# Billerica, MA - WANTED : Fisher 11 pin truck side harness 29400-5



## snowymassbowtie (Sep 22, 2013)

Im looking for an 11 pin harness (truck side). It goes from the module port A to the plow headlight harness. the part # is 29400-5 for the harness. The module is a 3 port part #29070-1. Im looking for just the harness. Its for the H3/H11 GM set up
Thank you.
Mike


----------



## cwren2472 (Aug 15, 2014)

Assuming you are looking for just the 11 pin harness to Port A, the part # is 29861. The 29400 is the kit including the wiring going to ports B & C as well.


----------



## JFon101231 (Dec 5, 2008)

Damn @cwren2472 you are fast


----------



## JFon101231 (Dec 5, 2008)

With that said, depending on where you shop, the pricing of that harness vs. the whole kit is stupid. If you don't mind the hassle, you are better off buying the kit and selling the B&C that you don't need to save a few bucks net net.


----------



## cwren2472 (Aug 15, 2014)

JFon101231 said:


> With that said, depending on where you shop, the pricing of that harness vs. the whole kit is stupid. If you don't mind the hassle, you are better off buying the kit and selling the B&C that you don't need to save a few bucks net net.
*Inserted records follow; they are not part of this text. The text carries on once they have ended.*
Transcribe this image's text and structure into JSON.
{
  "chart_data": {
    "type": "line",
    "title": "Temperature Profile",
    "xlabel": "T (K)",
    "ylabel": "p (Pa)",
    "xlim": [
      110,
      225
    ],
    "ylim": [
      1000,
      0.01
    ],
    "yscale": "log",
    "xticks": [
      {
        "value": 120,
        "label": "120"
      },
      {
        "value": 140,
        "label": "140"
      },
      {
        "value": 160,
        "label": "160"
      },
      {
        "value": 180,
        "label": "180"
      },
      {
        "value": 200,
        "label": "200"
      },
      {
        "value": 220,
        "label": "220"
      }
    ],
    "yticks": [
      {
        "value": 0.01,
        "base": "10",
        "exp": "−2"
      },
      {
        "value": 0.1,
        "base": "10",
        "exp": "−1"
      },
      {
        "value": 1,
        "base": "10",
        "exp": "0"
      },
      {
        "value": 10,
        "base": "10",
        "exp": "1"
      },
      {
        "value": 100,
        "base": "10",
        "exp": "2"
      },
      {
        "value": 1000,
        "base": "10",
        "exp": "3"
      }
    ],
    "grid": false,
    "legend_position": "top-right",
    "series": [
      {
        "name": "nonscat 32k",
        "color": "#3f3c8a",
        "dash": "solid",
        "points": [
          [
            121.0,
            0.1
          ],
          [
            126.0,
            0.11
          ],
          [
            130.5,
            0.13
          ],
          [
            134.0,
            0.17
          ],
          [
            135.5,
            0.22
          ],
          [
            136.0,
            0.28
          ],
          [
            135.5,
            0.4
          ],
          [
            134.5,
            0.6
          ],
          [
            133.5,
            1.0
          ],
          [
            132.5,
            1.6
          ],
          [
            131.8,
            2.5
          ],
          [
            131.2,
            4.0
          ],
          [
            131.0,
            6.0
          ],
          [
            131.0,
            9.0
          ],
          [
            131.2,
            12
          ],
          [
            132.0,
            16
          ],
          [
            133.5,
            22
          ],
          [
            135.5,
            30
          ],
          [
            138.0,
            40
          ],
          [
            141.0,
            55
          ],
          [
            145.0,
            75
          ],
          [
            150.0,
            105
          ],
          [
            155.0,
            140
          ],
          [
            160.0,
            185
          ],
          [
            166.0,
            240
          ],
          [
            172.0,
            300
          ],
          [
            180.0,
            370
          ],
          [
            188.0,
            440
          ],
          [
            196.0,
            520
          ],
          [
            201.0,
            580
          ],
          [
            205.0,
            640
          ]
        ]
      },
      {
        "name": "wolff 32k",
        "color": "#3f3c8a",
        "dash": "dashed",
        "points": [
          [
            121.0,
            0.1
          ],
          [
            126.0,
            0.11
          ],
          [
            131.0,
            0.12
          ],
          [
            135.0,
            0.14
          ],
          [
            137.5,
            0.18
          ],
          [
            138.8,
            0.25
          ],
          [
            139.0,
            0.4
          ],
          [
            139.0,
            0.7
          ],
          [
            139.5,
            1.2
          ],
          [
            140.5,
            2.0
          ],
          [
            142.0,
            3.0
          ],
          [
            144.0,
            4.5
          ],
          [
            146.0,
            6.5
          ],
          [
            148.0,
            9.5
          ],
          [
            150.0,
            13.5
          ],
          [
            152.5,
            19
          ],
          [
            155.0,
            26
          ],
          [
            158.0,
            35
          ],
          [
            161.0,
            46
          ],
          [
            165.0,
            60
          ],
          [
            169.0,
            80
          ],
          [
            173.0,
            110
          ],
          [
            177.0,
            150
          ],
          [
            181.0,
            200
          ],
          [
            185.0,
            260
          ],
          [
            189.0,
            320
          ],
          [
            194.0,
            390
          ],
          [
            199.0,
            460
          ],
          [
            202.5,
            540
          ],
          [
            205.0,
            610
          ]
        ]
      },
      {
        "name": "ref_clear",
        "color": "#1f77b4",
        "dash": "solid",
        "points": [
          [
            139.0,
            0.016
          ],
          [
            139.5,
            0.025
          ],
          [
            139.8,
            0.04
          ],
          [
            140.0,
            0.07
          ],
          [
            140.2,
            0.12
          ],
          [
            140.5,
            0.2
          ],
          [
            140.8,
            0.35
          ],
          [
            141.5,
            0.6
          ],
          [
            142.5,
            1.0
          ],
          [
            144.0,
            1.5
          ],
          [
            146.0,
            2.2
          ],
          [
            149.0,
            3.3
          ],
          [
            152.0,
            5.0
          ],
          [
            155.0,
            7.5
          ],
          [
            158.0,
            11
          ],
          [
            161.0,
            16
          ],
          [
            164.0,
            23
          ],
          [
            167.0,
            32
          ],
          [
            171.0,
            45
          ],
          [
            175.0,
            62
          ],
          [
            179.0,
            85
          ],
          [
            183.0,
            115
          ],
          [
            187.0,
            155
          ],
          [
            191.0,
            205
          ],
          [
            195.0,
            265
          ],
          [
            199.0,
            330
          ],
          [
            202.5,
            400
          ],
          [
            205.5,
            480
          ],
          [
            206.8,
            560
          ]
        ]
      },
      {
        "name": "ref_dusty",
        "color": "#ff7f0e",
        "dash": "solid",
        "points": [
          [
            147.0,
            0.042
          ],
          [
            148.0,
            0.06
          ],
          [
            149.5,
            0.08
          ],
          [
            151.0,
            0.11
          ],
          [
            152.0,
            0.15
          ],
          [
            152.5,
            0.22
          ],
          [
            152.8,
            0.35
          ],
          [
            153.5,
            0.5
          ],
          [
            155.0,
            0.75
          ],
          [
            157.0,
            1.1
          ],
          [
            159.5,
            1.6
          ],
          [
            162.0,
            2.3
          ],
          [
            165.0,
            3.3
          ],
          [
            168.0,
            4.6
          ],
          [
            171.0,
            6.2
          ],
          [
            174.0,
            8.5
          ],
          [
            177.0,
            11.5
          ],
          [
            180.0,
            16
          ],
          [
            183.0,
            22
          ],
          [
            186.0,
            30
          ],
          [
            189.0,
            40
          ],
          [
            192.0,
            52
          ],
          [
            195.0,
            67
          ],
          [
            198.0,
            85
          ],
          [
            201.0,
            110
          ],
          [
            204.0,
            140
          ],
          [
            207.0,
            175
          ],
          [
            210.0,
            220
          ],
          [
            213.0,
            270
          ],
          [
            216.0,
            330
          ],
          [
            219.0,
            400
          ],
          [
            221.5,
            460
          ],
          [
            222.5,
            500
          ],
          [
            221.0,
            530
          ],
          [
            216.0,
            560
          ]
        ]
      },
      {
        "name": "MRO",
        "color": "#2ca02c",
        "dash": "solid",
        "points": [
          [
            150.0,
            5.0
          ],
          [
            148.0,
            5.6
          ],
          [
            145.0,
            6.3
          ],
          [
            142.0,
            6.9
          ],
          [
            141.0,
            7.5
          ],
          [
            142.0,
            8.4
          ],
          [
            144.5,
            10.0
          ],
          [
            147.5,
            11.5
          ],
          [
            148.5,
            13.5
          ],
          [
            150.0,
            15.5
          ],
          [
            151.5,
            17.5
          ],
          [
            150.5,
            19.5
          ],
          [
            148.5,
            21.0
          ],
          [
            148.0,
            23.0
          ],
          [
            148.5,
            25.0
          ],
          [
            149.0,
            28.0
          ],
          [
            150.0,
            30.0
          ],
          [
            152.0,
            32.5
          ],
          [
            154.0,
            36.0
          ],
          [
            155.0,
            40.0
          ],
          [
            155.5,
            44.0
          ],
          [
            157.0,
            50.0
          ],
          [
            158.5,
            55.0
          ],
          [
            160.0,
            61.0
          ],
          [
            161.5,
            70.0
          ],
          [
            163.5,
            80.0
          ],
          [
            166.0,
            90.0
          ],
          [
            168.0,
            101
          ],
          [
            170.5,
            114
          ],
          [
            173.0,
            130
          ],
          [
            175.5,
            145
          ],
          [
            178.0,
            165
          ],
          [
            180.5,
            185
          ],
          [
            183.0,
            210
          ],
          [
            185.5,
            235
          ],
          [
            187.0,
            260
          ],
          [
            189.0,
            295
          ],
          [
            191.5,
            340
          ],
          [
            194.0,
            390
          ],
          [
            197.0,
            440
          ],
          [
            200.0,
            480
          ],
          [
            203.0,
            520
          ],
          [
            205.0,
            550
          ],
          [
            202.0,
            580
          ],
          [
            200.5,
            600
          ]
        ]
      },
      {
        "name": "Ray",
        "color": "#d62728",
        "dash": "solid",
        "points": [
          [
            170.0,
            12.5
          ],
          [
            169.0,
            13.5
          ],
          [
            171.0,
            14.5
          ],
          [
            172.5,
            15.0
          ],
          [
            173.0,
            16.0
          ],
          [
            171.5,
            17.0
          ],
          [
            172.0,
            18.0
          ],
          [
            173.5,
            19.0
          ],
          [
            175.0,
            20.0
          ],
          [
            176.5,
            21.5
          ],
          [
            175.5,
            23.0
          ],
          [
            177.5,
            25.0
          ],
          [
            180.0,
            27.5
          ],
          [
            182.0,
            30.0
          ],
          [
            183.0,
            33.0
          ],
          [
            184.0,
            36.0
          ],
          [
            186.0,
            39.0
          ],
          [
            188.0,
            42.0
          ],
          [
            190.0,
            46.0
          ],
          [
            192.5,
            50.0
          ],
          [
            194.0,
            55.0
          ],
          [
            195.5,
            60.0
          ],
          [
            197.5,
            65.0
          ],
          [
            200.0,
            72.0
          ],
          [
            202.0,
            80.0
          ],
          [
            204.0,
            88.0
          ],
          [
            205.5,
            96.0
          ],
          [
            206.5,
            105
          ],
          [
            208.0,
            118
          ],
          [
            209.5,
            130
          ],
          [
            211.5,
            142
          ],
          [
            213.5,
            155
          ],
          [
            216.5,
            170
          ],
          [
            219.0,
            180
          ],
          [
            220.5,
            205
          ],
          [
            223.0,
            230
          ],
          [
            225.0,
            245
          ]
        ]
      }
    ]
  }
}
New that is definitely true. I assume if he was posting in here, he's looking for it used.


----------



## cwren2472 (Aug 15, 2014)

JFon101231 said:


> Damn @cwren2472 you are fast


That's what the ladies say about me


----------



## snowymassbowtie (Sep 22, 2013)

I was looking to see if anyone had a used one. I will have to pick up a new one.
Thanks.


----------



## bad93blaster (Dec 25, 2008)

snowymassbowtie said:


> I was looking to see if anyone had a used one. I will have to pick up a new one.
> Thanks.


I think I have one I'm in billerica
5082540366 let me know if you you still need it


----------